The sutures that will need to be removed are the ones placed in front of the ear. Dr. Ovchinsky will remove these sutures in approximately 7 days. The remainder of the sutures (in the temporal area and over the incisions behind the ear) are absorbable and don’t need to be taken out. The sutures near your ears will require some simple care. We will ask you to use a Q-tip to cleanse them with peroxide and apply an antibiotic ointment twice a day to keep the sutures soft. In about 1 week, when the time arrives for suture removal, sutures that have been lubricated glide out easily.
When Can I Shower?
Other than the wound care mentioned, it is important to keep the sutures dry. It is very important that you take a shower and wash your hair the morning before coming in for suture removal. Once we remove the sutures, steri-strips (butterflies) may be applied and you will not be allowed to shower for about three more days.
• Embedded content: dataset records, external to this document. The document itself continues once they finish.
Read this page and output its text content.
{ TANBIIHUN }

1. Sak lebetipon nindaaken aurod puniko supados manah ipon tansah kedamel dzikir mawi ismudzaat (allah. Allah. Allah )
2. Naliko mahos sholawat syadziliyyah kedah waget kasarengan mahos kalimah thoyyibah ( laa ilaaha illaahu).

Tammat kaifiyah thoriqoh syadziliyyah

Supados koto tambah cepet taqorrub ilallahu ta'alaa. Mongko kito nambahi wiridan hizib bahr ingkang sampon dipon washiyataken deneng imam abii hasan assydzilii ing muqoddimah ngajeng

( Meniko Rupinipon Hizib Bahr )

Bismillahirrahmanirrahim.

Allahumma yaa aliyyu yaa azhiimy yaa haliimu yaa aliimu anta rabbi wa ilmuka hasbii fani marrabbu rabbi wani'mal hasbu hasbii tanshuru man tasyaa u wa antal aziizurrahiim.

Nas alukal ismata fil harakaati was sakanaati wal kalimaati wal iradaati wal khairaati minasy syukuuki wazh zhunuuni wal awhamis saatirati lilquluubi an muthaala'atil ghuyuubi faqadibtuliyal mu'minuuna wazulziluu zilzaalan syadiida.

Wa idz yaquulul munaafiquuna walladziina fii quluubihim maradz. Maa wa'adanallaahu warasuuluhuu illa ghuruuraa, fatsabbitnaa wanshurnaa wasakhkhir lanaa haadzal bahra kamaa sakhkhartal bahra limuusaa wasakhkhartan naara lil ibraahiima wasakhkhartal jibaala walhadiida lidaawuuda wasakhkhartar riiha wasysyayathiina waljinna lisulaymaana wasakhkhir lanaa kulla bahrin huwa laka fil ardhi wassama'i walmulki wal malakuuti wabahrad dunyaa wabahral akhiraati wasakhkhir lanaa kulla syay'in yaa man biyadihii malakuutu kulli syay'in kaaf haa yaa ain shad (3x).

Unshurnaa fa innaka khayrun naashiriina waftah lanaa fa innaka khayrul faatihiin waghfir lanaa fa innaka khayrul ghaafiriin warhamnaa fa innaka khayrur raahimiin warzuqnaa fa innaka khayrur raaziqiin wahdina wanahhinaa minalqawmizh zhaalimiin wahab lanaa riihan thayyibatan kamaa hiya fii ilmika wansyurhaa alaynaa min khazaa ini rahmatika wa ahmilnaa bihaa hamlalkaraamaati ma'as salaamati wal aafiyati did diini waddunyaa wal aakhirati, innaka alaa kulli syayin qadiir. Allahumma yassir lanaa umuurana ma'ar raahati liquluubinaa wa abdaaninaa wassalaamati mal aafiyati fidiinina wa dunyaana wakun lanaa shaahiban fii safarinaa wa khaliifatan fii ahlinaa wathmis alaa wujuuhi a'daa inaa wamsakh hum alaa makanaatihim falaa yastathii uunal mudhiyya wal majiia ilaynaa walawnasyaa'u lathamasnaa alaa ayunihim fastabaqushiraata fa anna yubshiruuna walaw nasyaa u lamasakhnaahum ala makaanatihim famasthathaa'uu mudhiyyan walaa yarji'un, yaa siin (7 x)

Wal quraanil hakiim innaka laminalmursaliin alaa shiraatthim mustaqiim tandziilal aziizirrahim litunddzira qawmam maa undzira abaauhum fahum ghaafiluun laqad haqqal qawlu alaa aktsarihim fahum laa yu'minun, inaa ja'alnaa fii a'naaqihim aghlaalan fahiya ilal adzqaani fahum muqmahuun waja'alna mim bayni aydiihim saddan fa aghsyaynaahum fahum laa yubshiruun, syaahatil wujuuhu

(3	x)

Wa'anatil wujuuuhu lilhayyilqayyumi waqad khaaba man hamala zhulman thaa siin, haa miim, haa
As long as you keep your head dry, you may bathe at any time following the procedure.
Are There Any Dietary Restrictions Following Surgery?
No. Patients can eat whatever they want. Advance your diet from liquids (fruit juice, milk shake, etc.) to soft food (pudding, macaroni and cheese, mashed potatoes and gravy, oatmeal, pasta) to solids as tolerated. To prevent dehydration, please drink as much juices and nutritional fluid as possible.
How Long Should The Results Last?
The longevity of the results is dependent on several factors. For patients who do not smoke, do not abuse the sun, are in good general health and have good genetics, a facelift can last upwards of 10 years. For patients who elect to abuse their skin and body, a facelift will only last up to five years.
The duration of the results also depends on the type of facelift, on the patient’s skin and tissue quality, age, habits (sun exposure and smoking) and overall health. When the deeper structures are tightened, the results are longer lasting. Everyone will continue to age, but will always look younger than had they not had the procedure.
What Is Special About The Way Dr. Ovchinsky Does The Surgery?
Dr. Ovchinsky has been fortunate to train with and observe the facelift techniques of many talented surgeons in the field and has combined the best aspects of each technique to create his own facelift procedure. More importantly, Dr. Ovchinsky tailors his facelift technique to an individual patient rather than using the same “run of the mill” surgery on everybody. The technique he uses causes minimal pain, has natural results, and is long lasting. The vast majority of patients are quite surprised afterward at how little discomfort they have and how quickly they return to normal activity. Most patients have minimal bruising. Finally, with Dr. Ovchinsky technique and attention to details during skin closure, scars are typically minimal and are often difficult to see once they have fully matured.